To buy some bitcoins (or smaller bits), you first select English or French and press “start” on the large touchscreen.
On the opening screen, the ATM displays the price it’s charging for one bitcoin in Canadian dollars. Comparing that number ($450.17) to the price of bitcoin on the Cavirtex exchange at the time, I was able to deduce that the included commission was nine percent—steeper than any other Bitcoin ATM in the city.
The machine then asks you for your mobile phone number (all 11 digits). Moments later, you’ll receive a text message with a BitAccess verification code, which you’ll enter on the touchscreen to proceed.
Vach explained your phone number—which is not required by any of the other Bitcoin ATMs that I’ve tried out—is used to distinguish you from other users and limit your purchases to less than $3,000 a day. The camera on top of the ATM is not operational at this time.
“There still isn’t clear regulations as to the way those ATM machines should operate,” Vach said. “However, Cavirtex is being proactive. We’re actually going above the regulatory requirements for now, because we know that within a couple of months, maybe within a couple of weeks, when FINTRAC [Financial Transactions and Reports Analysis Centre of Canada] sets certain guidelines, we’re already adhering to the stricter guidelines.”
Next, the ATM asks whether you have a Bitcoin wallet. If the answer is yes, it’s time to pull out the wallet app on your smartphone. If it’s no, the machine will print you a paper wallet (another way to store bitcoins).
Either way, you’ll then place the QR code for one of your Bitcoin addresses on the scanner. After that, it’s time to insert your cash in the bill validator.
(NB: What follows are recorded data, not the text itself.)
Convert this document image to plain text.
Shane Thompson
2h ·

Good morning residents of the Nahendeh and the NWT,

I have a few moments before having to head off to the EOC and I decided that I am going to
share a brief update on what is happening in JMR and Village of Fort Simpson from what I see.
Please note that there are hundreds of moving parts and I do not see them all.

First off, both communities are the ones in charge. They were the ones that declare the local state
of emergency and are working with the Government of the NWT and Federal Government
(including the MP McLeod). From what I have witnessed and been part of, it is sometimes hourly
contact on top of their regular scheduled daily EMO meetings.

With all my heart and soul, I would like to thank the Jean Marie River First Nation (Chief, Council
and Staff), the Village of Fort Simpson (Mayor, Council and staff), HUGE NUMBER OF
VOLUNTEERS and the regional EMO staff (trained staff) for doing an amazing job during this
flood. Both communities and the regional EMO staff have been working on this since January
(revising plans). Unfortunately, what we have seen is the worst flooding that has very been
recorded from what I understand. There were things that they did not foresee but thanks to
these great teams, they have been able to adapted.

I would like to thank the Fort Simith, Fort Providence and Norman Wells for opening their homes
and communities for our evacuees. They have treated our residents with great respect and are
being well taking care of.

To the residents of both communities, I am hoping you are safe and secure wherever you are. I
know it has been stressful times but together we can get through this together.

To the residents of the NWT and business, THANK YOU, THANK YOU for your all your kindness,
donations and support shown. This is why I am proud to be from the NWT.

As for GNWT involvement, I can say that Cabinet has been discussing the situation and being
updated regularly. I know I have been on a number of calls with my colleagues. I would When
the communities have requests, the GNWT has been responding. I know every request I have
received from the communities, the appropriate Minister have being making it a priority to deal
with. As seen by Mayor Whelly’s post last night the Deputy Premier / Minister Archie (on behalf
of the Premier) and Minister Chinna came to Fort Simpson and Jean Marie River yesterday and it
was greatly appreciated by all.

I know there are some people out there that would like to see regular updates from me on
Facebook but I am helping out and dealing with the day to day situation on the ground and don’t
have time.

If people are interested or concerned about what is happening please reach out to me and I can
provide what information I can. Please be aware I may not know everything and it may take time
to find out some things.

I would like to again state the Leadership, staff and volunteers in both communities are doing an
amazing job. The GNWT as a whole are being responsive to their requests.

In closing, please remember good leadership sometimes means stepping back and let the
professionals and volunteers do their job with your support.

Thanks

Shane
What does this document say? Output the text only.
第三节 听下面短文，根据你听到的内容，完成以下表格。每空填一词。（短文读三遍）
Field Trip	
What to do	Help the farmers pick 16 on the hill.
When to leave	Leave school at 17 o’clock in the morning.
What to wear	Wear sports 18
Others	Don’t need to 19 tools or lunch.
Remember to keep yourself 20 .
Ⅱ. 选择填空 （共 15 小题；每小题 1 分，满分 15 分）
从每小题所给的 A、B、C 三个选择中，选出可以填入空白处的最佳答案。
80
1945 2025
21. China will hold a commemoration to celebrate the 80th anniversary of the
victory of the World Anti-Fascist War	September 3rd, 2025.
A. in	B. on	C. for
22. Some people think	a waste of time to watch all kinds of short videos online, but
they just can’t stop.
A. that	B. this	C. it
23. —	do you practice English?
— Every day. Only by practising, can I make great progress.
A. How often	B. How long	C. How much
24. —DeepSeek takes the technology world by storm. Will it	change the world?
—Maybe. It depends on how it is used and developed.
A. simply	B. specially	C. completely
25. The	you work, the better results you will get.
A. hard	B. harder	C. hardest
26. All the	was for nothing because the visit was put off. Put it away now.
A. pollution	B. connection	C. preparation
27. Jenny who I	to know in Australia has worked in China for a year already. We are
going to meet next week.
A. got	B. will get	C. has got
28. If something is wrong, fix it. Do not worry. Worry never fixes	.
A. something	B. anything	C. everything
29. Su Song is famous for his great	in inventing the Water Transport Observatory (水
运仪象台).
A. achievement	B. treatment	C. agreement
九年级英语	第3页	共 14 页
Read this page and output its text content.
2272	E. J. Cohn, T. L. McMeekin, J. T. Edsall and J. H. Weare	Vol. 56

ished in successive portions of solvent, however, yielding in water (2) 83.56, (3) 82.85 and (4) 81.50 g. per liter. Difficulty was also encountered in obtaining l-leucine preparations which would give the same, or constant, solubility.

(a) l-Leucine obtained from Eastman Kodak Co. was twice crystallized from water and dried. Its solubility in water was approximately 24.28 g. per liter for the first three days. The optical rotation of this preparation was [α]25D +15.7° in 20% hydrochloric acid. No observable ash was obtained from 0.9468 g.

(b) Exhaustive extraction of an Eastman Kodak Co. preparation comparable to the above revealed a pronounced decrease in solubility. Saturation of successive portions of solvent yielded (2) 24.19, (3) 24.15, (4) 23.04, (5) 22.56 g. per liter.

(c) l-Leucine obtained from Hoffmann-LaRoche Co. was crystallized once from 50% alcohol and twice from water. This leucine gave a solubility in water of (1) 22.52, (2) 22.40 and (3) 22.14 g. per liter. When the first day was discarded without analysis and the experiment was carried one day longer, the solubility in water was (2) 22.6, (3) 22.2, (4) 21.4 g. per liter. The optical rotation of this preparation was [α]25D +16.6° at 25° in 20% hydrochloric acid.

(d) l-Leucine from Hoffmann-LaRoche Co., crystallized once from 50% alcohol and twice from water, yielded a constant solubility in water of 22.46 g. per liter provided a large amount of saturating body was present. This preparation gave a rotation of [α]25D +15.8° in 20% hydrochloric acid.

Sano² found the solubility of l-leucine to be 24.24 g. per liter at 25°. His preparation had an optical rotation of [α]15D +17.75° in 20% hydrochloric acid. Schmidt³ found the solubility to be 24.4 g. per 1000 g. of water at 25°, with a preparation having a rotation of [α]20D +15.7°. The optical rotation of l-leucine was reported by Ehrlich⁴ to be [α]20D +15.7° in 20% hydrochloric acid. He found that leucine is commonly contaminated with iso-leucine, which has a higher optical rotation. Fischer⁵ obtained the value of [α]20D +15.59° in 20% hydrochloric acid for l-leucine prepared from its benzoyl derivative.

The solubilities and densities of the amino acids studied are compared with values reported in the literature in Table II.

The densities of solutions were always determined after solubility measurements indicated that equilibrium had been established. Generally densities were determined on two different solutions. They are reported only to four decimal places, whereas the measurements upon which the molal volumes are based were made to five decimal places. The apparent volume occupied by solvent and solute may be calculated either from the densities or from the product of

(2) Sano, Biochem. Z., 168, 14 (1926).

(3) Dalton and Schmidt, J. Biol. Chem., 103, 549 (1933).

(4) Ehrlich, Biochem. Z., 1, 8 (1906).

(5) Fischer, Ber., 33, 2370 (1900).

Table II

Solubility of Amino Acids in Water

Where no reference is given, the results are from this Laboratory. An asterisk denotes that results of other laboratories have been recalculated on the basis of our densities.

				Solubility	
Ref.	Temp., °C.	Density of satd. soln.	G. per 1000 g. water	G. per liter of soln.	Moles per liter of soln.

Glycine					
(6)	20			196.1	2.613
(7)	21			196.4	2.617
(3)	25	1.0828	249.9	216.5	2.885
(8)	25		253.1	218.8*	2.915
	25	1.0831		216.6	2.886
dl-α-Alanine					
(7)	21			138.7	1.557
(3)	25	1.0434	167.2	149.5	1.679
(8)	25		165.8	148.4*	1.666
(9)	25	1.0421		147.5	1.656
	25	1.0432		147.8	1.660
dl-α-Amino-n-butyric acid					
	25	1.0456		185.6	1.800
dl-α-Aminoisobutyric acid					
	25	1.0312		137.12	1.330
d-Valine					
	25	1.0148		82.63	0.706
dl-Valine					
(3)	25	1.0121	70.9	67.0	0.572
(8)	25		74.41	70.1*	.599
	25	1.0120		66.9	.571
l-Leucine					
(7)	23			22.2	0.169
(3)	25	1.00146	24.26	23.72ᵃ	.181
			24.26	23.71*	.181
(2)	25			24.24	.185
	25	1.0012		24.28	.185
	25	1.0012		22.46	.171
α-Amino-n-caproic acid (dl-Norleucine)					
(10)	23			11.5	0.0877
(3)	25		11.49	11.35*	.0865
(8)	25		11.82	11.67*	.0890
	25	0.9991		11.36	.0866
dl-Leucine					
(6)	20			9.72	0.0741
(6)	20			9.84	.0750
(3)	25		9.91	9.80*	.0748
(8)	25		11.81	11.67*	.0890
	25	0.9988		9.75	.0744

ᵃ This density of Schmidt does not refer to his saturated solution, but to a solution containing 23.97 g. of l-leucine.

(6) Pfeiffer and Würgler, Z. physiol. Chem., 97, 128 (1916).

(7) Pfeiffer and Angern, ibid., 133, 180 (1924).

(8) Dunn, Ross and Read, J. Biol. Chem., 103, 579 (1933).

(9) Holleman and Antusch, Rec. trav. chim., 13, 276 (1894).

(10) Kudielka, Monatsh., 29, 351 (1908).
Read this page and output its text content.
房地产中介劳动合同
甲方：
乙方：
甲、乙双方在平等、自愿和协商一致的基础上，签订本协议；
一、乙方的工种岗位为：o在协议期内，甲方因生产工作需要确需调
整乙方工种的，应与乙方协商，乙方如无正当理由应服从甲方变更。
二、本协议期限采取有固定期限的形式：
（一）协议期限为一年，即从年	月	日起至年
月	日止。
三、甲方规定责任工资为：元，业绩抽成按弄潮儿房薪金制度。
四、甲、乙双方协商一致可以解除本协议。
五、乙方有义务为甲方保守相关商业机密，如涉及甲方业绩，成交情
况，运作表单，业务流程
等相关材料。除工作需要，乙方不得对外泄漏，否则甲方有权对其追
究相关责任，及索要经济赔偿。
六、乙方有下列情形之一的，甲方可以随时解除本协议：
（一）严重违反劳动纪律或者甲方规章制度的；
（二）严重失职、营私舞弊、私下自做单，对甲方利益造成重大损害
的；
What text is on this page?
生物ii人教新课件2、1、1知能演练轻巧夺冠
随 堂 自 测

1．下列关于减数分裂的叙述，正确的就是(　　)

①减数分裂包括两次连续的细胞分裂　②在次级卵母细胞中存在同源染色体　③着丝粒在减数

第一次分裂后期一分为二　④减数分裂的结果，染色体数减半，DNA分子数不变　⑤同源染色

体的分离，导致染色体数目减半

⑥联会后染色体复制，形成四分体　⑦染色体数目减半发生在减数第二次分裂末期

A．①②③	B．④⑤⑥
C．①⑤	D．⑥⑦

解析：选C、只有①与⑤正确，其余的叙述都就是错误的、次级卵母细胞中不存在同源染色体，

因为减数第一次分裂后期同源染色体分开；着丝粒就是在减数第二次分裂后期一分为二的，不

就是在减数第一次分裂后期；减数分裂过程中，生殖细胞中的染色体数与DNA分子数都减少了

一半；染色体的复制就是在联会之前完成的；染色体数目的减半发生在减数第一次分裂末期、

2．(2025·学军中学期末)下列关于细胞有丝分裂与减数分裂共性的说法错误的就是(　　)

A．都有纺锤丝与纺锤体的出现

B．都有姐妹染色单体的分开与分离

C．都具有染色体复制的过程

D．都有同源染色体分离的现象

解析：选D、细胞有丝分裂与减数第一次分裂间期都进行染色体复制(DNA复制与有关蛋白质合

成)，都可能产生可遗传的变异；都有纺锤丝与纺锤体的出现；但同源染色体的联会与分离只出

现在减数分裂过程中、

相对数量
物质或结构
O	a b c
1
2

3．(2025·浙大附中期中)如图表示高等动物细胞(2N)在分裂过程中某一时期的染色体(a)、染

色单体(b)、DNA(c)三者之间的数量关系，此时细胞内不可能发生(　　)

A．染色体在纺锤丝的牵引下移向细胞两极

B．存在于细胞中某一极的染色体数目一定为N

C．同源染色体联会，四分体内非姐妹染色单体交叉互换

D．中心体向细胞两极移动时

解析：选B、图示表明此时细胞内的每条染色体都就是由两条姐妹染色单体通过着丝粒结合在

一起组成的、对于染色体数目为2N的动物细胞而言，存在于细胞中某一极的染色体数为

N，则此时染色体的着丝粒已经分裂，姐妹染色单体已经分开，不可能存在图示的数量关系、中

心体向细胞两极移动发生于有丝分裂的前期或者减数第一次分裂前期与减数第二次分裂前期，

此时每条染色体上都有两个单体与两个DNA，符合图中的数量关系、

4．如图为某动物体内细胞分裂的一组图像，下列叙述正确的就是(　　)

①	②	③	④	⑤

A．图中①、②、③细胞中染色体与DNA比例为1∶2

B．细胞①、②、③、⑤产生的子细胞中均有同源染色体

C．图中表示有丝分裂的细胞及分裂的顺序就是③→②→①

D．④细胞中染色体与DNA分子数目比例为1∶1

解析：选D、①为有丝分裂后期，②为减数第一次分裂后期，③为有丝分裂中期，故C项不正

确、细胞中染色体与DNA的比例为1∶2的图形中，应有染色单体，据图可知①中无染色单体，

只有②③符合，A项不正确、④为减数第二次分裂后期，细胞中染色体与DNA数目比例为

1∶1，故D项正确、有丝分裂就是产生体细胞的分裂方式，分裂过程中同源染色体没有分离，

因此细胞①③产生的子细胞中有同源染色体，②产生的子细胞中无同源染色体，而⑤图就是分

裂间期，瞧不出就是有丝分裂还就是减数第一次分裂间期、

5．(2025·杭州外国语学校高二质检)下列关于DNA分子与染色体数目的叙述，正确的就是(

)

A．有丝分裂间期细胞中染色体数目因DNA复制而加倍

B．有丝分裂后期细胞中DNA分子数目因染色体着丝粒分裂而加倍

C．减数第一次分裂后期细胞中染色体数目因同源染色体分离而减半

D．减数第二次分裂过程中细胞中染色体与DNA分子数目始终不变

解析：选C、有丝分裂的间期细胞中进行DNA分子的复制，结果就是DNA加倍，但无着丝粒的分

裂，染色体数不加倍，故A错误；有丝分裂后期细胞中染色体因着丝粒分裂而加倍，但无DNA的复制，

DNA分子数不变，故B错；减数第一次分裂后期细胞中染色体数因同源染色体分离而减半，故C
The machine takes $5, $10, $20, $50, and $100 bills, and the touchscreen confirms how many of each you’ve fed it and how much bitcoin you’re purchasing.
“You can buy any fraction of a bitcoin, which is really great,” Vach said, before demonstrating with a $5 note.
Then you click “I’m done”. During the demo, the machine showed an “out of service” message next. According to Vach, the ATM is supposed to display a confirmation screen, print out a receipt, and send you a text message.
I tried the ATM after Vach, and can confirm the bits I purchased did arrive instantly in my wallet, despite the error message and lack of a printed receipt and text message.
Cavirtex opened its Bitcoin exchange—Canada’s first—in 2011. Its Vancouver ATM is one of 10 Cavirtex machines (each charging fees between five and nine percent) going in across Canada. The company is also working on merchant adoption, offering its own web-based point-of-sale platform.